Within a few years of its opening, the food bank’s offerings grew to include food from local donors and groceries. All the while it had to move, and move, and move again, struggling to find a location that it could afford and where the neighbors wouldn’t complain about noise and traffic.

In 1988 the organization became a registered nonprofit. The 1990s brought stability and more community support. Eventually the bank had the resources to provide clothes and books for the clients’ children and to enhance its fundraising. Then, in 1997, a gift came out of the blue. A former longshoreman and building janitor who owned his home and had some savings left $335,000 to the organization. The bequest was a mystery to the board, since the man, a recluse, was neither a significant donor nor a volunteer.
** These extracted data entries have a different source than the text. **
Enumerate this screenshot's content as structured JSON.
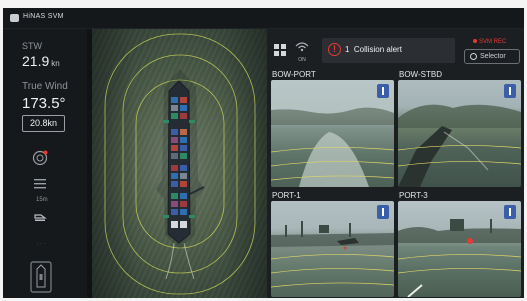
{
  "app": {
    "title": "HiNAS SVM"
  },
  "left_panel": {
    "stw_label": "STW",
    "stw_value": "21.9",
    "stw_unit": "kn",
    "wind_label": "True Wind",
    "wind_dir": "173.5°",
    "wind_speed": "20.8kn",
    "range_label": "15m"
  },
  "toolbar": {
    "wifi_label": "ON",
    "alert_count": "1",
    "alert_text": "Collision alert",
    "rec_label": "SVM REC",
    "selector_label": "Selector"
  },
  "cameras": [
    {
      "label": "BOW-PORT"
    },
    {
      "label": "BOW-STBD"
    },
    {
      "label": "PORT-1"
    },
    {
      "label": "PORT-3"
    }
  ],
  "colors": {
    "alert": "#e53935",
    "accent": "#3b5ea8"
  },
  "icons": [
    "app-logo-icon",
    "compass-icon",
    "range-icon",
    "ship-icon",
    "layout-grid-icon",
    "wifi-icon",
    "alert-icon",
    "record-icon",
    "selector-icon",
    "camera-badge-icon"
  ]
}
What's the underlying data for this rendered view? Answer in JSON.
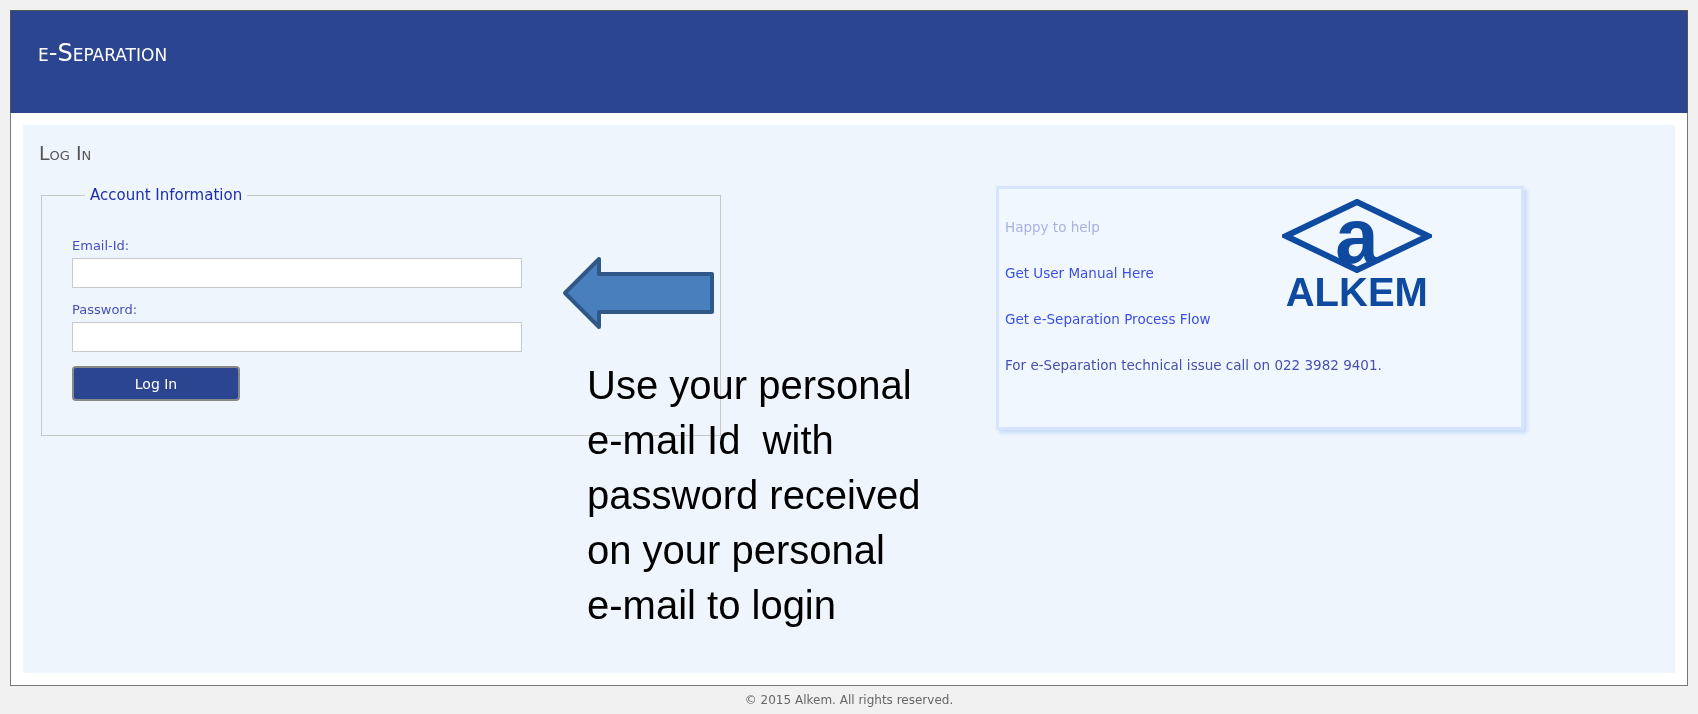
{
  "header": {
    "title": "e-Separation"
  },
  "page_title": "Log In",
  "account": {
    "legend": "Account Information",
    "fields": [
      {
        "label": "Email-Id:"
      },
      {
        "label": "Password:"
      }
    ],
    "button": "Log In"
  },
  "annotation": {
    "lines": [
      "Use your personal",
      "e-mail Id  with",
      "password received",
      "on your personal",
      "e-mail to login"
    ]
  },
  "help": {
    "heading": "Happy to help",
    "links": [
      "Get User Manual Here",
      "Get e-Separation Process Flow"
    ],
    "note": "For e-Separation technical issue call on 022 3982 9401.",
    "logo": {
      "mark": "a",
      "name": "ALKEM"
    }
  },
  "footer": "© 2015 Alkem. All rights reserved."
}
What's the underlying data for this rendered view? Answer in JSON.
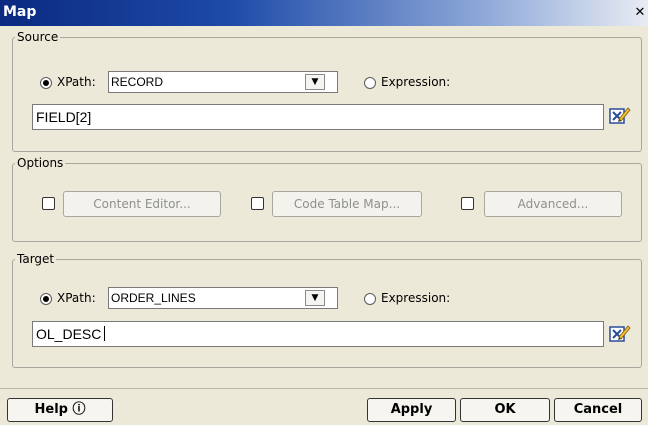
{
  "window": {
    "title": "Map",
    "close_glyph": "✕"
  },
  "source": {
    "legend": "Source",
    "xpath_label": "XPath:",
    "xpath_value": "RECORD",
    "xpath_selected": true,
    "expression_label": "Expression:",
    "expression_selected": false,
    "field_value": "FIELD[2]",
    "edit_icon": "edit-pencil-icon"
  },
  "options": {
    "legend": "Options",
    "buttons": [
      {
        "label": "Content Editor...",
        "checked": false,
        "enabled": false
      },
      {
        "label": "Code Table Map...",
        "checked": false,
        "enabled": false
      },
      {
        "label": "Advanced...",
        "checked": false,
        "enabled": false
      }
    ]
  },
  "target": {
    "legend": "Target",
    "xpath_label": "XPath:",
    "xpath_value": "ORDER_LINES",
    "xpath_selected": true,
    "expression_label": "Expression:",
    "expression_selected": false,
    "field_value": "OL_DESC",
    "edit_icon": "edit-pencil-icon"
  },
  "footer": {
    "help_label": "Help ⓘ",
    "apply_label": "Apply",
    "ok_label": "OK",
    "cancel_label": "Cancel"
  },
  "colors": {
    "title_gradient_start": "#0b2a80",
    "dialog_bg": "#ece9d8"
  }
}
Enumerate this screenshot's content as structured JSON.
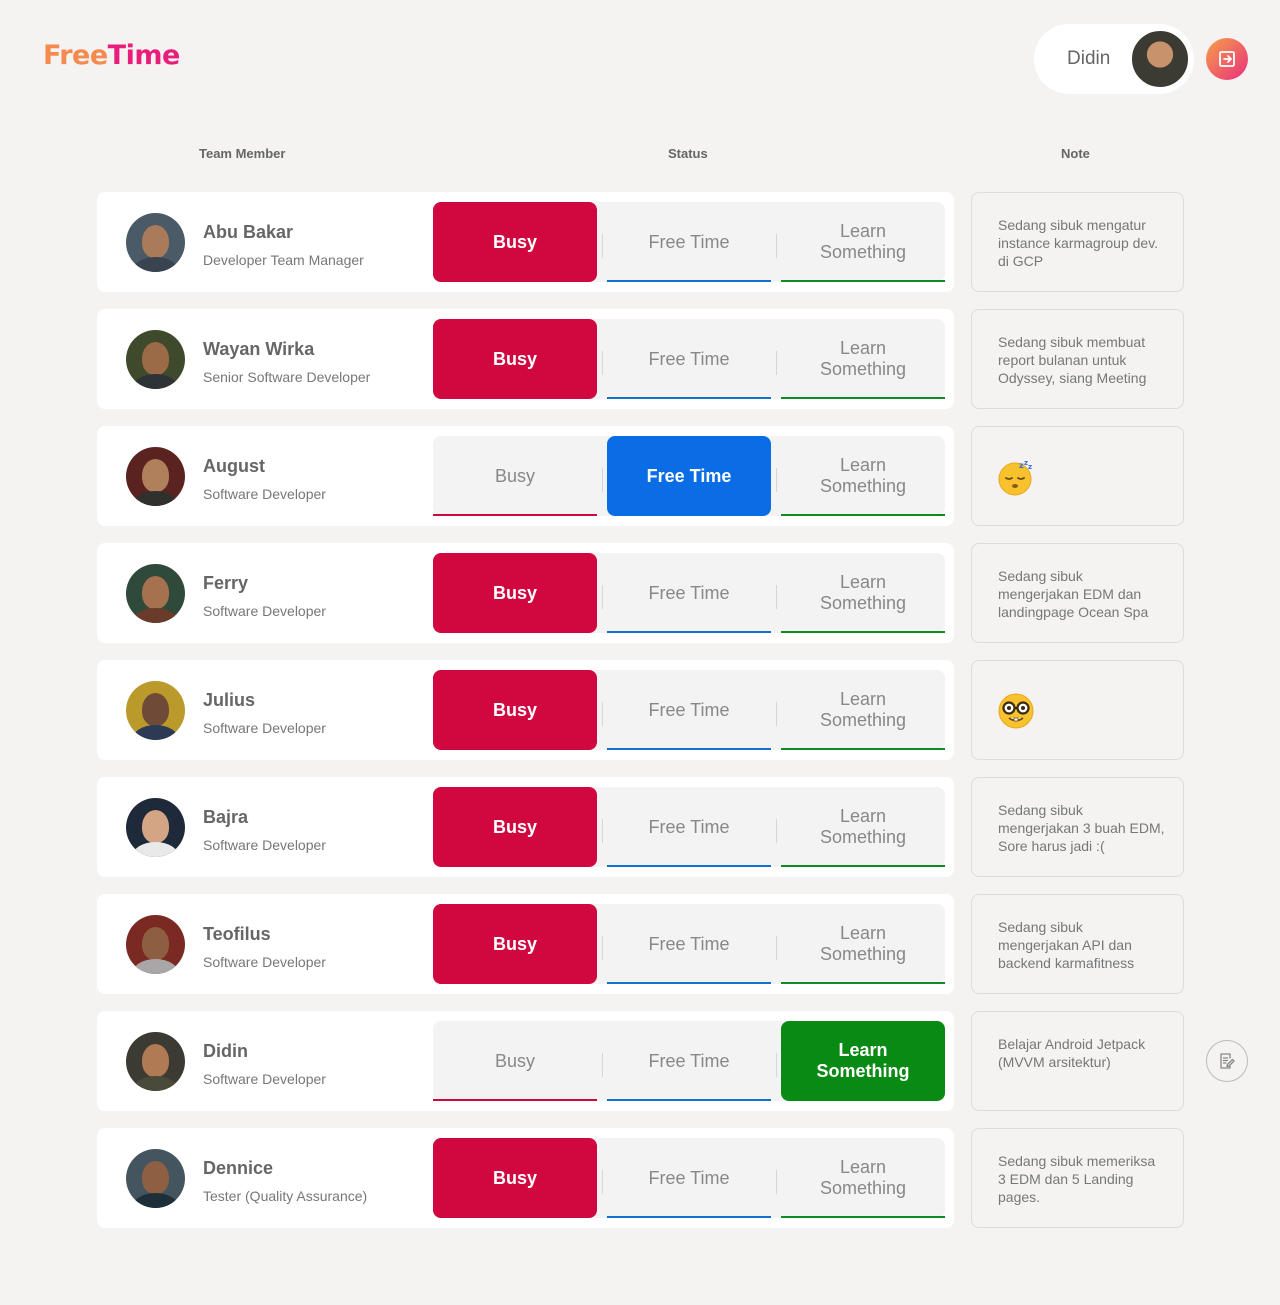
{
  "brand": {
    "word1": "Free",
    "word2": "Time"
  },
  "user": {
    "name": "Didin"
  },
  "headers": {
    "member": "Team Member",
    "status": "Status",
    "note": "Note"
  },
  "status_options": {
    "busy": "Busy",
    "free": "Free Time",
    "learn": "Learn Something"
  },
  "colors": {
    "busy": "#d0083f",
    "free": "#0a6de6",
    "learn": "#098a14",
    "accent_start": "#f6a04a",
    "accent_end": "#ea2f7d"
  },
  "members": [
    {
      "name": "Abu Bakar",
      "role": "Developer Team Manager",
      "status": "busy",
      "note": "Sedang sibuk mengatur instance karmagroup dev. di GCP",
      "note_emoji": ""
    },
    {
      "name": "Wayan Wirka",
      "role": "Senior Software Developer",
      "status": "busy",
      "note": "Sedang sibuk membuat report bulanan untuk Odyssey, siang Meeting",
      "note_emoji": ""
    },
    {
      "name": "August",
      "role": "Software Developer",
      "status": "free",
      "note": "",
      "note_emoji": "sleeping-face"
    },
    {
      "name": "Ferry",
      "role": "Software Developer",
      "status": "busy",
      "note": "Sedang sibuk mengerjakan EDM dan landingpage Ocean Spa",
      "note_emoji": ""
    },
    {
      "name": "Julius",
      "role": "Software Developer",
      "status": "busy",
      "note": "",
      "note_emoji": "nerd-face"
    },
    {
      "name": "Bajra",
      "role": "Software Developer",
      "status": "busy",
      "note": "Sedang sibuk mengerjakan 3 buah EDM, Sore harus jadi :(",
      "note_emoji": ""
    },
    {
      "name": "Teofilus",
      "role": "Software Developer",
      "status": "busy",
      "note": "Sedang sibuk mengerjakan API dan backend karmafitness",
      "note_emoji": ""
    },
    {
      "name": "Didin",
      "role": "Software Developer",
      "status": "learn",
      "note": "Belajar Android Jetpack (MVVM arsitektur)",
      "note_emoji": ""
    },
    {
      "name": "Dennice",
      "role": "Tester (Quality Assurance)",
      "status": "busy",
      "note": "Sedang sibuk memeriksa 3 EDM dan 5 Landing pages.",
      "note_emoji": ""
    }
  ]
}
The board decided to use the sum to create a permanent site for the bank. That finally happened, after a number of other donations, in 2007 when the bank opened the doors to its new $3 million home on 35th Ave. SW and Morgan Street.

Marshall cites many reasons for writing this book, including his own curiosity to know more of the story of the bank and the community around it, and his desire to show that “great things come from small beginnings.”